Outro aspecto do catolicismo presente em muitos terreiros são sacramentos como o batismo
e o casamento, e até as procissões em vias públicas, como as habituais festividades para Ogum e
Iemanjá que coincidem com o calendário católico - a nosso ver, práticas do catolicismo
amalgamadas em uma parte significativa da umbanda, assim como era comum antigamente os
filhos de africanos e índios catequizados freqüentarem ao mesmo tempo tanto a igreja como os
cultos de suas nações e tribos. A aplicação desses sacramentos e também das chamadas iniciações
ritualísticas é que acaba por criar uma casta sacerdotal que vive da religião, cobrando pelos
serviços prestados. Lembremos que Jesus fazia tudo de graça.
No tocante ao espiritismo, a diferença básica, sem dúvida, é a ausência de ritual nos centros
espíritas, os quais estão presentes na umbanda em abundância, e até de maneira anárquica e
diversificada, ao contrário da rígida padronização existente no movimento espírita ortodoxo.
Entendemos que as semelhanças se dão quanto ao apelo caritativo, à mediunidade, à aceitação da
reencarnação e da pluralidade dos mundos habitados, entre outras verdades universais. Entretanto,
a maior semelhança entre ambas é a presença de Jesus, que na umbanda é sincretizado com o orixá
Oxalá. Por isso, ao anunciar a nova religião, o Caboclo das Sete Encruzilhadas associou-a ao
Evangelho. Teria sido acaso a presença dos ensinamentos do Cristo num ambiente religioso em
que se cultua os orixás? Responderemos este assunto mais adiante.
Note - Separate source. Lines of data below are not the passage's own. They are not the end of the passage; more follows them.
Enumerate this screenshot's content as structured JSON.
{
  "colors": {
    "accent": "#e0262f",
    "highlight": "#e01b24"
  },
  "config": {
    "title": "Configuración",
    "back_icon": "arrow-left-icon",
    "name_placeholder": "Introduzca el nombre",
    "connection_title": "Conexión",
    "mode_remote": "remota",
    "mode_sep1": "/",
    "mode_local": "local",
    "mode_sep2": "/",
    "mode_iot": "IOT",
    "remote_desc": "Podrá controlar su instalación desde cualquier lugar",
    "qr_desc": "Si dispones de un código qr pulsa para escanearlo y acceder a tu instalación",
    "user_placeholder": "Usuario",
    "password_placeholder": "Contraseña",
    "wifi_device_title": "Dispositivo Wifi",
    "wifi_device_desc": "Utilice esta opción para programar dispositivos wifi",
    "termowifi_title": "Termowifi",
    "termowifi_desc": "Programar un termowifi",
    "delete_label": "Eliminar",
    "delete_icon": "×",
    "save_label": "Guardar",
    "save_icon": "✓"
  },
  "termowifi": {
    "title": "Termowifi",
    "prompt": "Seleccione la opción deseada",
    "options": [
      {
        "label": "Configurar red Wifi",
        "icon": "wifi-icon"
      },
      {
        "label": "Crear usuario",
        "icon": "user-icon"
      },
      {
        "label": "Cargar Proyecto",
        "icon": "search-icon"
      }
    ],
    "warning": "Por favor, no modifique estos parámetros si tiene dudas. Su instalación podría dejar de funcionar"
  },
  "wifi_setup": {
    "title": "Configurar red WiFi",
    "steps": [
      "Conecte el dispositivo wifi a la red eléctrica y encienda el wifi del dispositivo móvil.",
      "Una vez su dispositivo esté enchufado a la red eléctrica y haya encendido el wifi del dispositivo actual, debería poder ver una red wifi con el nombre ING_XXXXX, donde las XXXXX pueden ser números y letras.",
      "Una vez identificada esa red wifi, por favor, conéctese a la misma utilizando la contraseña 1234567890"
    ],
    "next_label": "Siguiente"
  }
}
Concluindo este capítulo, queremos dizer que nossa intenção não é recomendar uma prática
de umbanda purista, mas sim fortalecer sua identidade, suas raízes ancestrais, inseridas num
contexto social e psicológico atual, livre de perseguições e preconceitos religiosos, num ambiente
de saudável diversidade, em que as diferenças devem unir e as semelhanças fortalecer.
A umbanda sobressai em relação a outras religiões, pois se adapta às consciências nas localidades geográficas onde se expressa, dando o tempo necessário, de acordo com a capacidade de compreensão de cada coletividade envolvida pelo manto da sua caridade, ao crescimento espiritual, sem julgamentos
belicosos ou imputação de dor e sofrimento como formas de crescimento. Por sua ampliada
universalidade, atrai para si outras religiões, fazendo com que o entendimento de cada consciência
encontre referências rituais em seus terreiros, tal como uma costureira que alinhava vários retalhos
numa mesma colcha. A umbanda resgata o consolador crístico, assim como Jesus fez em Suas
andanças terrenas, e não imputa aos seus prosélitos que "fora de sua seara não há salvação".